Now, I don’t expect these kinds of stocks to continue performing this well. But I do think the software sector could deliver attractive returns in 2025.
I reckon growth across the sector will be strong. And I believe investors will continue to show interest in (and pay for) companies that are releasing innovative new AI products.
Stocks I like
I continue to believe Sage has a lot of potential. It’s in my 10 top holdings. I also like London Stock Exchange Group, which is currently working with Microsoft to develop AI features. It’s also in my 10 top.
But one stock I think could outperform these two is cybersecurity firm CrowdStrike (NASDAQ: CRWD), in which I’ve recently been investing.
This company continues to grow at a rapid clip, despite the fact it was responsible for a global IT outage early in the year. Recent Q3 results showed 29% revenue growth and 97% customer retention, which is impressive.
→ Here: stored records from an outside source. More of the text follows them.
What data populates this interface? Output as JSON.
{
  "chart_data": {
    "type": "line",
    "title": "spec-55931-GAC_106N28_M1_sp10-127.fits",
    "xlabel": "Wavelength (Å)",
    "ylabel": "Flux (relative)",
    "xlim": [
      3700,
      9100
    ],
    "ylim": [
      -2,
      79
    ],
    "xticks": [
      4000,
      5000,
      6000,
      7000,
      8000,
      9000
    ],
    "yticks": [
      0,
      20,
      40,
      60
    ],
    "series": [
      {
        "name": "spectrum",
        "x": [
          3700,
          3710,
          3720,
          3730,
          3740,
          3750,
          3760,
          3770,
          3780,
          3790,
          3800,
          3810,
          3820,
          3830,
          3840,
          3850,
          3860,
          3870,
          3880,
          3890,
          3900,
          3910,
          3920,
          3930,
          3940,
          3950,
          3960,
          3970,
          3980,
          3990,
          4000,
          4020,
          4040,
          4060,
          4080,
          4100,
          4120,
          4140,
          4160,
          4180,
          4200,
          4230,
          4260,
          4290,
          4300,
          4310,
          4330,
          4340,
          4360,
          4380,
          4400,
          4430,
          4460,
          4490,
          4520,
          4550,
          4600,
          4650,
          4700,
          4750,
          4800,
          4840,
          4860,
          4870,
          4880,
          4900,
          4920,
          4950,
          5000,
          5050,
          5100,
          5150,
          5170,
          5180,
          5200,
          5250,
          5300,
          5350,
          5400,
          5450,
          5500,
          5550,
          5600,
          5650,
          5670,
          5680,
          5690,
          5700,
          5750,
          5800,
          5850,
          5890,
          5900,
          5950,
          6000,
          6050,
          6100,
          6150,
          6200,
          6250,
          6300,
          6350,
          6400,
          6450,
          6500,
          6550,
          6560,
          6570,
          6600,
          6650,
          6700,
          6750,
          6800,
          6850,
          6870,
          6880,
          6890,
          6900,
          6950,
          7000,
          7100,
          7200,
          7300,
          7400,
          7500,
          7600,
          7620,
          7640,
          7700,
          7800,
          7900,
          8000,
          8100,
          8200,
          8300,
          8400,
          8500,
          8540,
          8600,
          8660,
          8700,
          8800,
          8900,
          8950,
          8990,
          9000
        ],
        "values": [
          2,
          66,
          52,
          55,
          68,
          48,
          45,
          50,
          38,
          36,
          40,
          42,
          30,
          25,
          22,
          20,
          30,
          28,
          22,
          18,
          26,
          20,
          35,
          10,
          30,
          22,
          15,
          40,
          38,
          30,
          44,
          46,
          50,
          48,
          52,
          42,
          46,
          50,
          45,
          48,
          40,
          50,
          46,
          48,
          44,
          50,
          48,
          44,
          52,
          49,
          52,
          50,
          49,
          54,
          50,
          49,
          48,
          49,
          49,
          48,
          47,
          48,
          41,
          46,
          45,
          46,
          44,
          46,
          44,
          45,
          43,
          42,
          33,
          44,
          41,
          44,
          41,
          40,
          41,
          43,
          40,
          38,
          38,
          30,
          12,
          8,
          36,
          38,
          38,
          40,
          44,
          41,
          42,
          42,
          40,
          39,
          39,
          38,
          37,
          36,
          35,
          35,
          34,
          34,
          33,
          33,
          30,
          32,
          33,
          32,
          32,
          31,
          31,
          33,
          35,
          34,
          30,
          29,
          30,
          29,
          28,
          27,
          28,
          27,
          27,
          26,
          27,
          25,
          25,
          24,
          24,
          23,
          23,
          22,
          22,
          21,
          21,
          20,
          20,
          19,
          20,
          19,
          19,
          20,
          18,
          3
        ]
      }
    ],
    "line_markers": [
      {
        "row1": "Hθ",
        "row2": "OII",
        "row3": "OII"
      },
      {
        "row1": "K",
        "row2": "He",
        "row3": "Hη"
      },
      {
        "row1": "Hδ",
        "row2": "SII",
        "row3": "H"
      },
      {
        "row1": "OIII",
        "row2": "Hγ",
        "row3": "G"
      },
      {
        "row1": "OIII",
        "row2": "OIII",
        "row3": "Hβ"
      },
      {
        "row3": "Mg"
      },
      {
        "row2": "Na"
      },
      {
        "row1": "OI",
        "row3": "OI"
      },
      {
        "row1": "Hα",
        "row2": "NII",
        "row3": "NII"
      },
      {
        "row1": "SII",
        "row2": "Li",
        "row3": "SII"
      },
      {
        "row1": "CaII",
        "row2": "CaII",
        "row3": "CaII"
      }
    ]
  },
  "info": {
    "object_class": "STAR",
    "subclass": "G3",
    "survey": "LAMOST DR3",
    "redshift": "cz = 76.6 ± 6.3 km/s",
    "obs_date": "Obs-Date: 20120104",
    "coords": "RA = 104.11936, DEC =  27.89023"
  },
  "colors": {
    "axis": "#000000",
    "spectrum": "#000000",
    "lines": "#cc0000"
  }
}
It’s also quite defensive in nature. While companies can cut back on non-essential areas of software if they want to conserve costs, they can’t cut back on cybersecurity. The risks associated with cyberattacks are simply too high.
I’ll point out that this stock’s expensive (the price-to-earnings ratio is about 80) so it’s likely to be volatile. If we were to see a slowdown in growth for some reason (like another damaging IT outage), it could fall.
Taking a five-year view though, I think it can do well. Over the next half-decade, the cybersecurity industry’s likely to experience prolific growth and this is the fastest-growing company in that space.